English cookery teacher and writer (1843–after 1911)

Mary Ann Pope (1843 – after 2 April 1911) was an English cookery teacher, writer, and activist associated with the Vegetarian Society. She served as the society's cookery teacher and wrote the vegetarian cookbooks Novel Dishes for Vegetarian Households (1893) and Vegetarian Savouries (1904). She also wrote articles and gave lectures on vegetarian cookery. Pope was a member of the Theosophical Society until 1909, co-founded its West London Lodge, and published two lodge addresses as Mysticism (1908).

== Biography ==

=== Early life ===
Mary Ann Pope was born in Weymouth, Dorset, in the second quarter of 1843. By 1861, she was working as a governess in Canford Magna, Dorset, and by 1871 she held a similar position in Midgley, Yorkshire.

=== Religious and commercial activities ===
In 1891, Pope was living in Bradford with her friend and fellow Theosophist Edith Ward. Pope was a member of the Athene Lodge of the Theosophical Society, and, with Annie Besant, sponsored Ward's membership in the society. Pope and Ward worked as outfitters at Ward's father's company, which specialised in dress reform clothing.

In Bradford, Pope sold seasonings, food colourings, and grinders, which she stocked at a local warehouse.

In 1896, Pope and Ward moved to London. They co-founded the West London Lodge of the Theosophical Society and hosted its meetings at their home for the next decade. In 1908, Pope published Mysticism: Two Addresses Given to the West London Lodge of the Theosophical Society. In 1909, Pope and Ward resigned from the Society in connection with the Leadbeater crisis.
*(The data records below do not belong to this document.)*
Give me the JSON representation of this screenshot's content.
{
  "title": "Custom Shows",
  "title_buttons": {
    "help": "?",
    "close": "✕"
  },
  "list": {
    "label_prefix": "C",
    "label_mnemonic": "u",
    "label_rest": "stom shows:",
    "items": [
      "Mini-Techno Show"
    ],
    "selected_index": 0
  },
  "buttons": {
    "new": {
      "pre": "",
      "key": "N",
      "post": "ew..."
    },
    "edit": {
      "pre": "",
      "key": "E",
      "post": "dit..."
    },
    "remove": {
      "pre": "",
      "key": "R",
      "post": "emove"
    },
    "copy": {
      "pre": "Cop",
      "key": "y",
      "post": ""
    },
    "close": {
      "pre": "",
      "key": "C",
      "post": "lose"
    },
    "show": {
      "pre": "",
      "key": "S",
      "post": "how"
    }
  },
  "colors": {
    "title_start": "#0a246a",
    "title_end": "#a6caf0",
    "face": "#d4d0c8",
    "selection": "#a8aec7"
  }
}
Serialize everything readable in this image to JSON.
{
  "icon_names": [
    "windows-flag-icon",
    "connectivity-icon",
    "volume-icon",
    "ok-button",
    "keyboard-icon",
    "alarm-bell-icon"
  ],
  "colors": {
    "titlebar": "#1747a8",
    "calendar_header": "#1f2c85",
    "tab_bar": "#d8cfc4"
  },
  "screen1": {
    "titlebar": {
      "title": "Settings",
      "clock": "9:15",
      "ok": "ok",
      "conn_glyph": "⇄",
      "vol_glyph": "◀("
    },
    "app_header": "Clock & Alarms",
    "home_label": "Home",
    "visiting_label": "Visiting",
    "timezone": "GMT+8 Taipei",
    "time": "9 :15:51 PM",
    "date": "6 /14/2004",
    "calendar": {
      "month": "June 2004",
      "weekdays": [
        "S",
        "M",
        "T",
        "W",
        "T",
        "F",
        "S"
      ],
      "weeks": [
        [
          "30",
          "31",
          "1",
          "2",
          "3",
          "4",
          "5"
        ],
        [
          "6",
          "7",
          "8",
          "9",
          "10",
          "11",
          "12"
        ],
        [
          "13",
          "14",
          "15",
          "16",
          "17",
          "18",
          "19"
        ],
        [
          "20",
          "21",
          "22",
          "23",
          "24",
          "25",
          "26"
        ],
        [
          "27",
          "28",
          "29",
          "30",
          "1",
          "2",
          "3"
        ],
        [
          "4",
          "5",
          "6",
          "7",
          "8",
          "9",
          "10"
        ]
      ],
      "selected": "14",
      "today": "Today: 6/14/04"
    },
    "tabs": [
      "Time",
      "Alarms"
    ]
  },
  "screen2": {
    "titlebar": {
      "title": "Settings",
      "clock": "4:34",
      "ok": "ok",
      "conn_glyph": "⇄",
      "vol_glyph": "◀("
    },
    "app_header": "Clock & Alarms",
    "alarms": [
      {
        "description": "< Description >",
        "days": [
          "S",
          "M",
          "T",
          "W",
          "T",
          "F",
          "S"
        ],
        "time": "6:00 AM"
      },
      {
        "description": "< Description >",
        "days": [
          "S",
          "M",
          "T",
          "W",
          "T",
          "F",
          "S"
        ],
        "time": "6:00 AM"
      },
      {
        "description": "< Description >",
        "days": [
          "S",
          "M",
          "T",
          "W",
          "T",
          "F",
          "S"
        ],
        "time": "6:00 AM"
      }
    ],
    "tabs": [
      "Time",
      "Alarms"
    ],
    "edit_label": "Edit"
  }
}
=== Vegetarian cookery and advocacy ===
After Pope and her family became vegetarian, she served as cookery teacher to the Vegetarian Society. She argued that poorly prepared meals could discourage people from adopting vegetarianism and wrote against the view that vegetarian food lacked flavour.

Pope wrote a series of articles on vegetarianism for Isabella Reaney's Mothers & Daughters. Around 1895, she lectured on vegetarian cookery in Lancashire. In the same year, she supervised the menu for a vegetarian restaurant in Halifax, West Yorkshire.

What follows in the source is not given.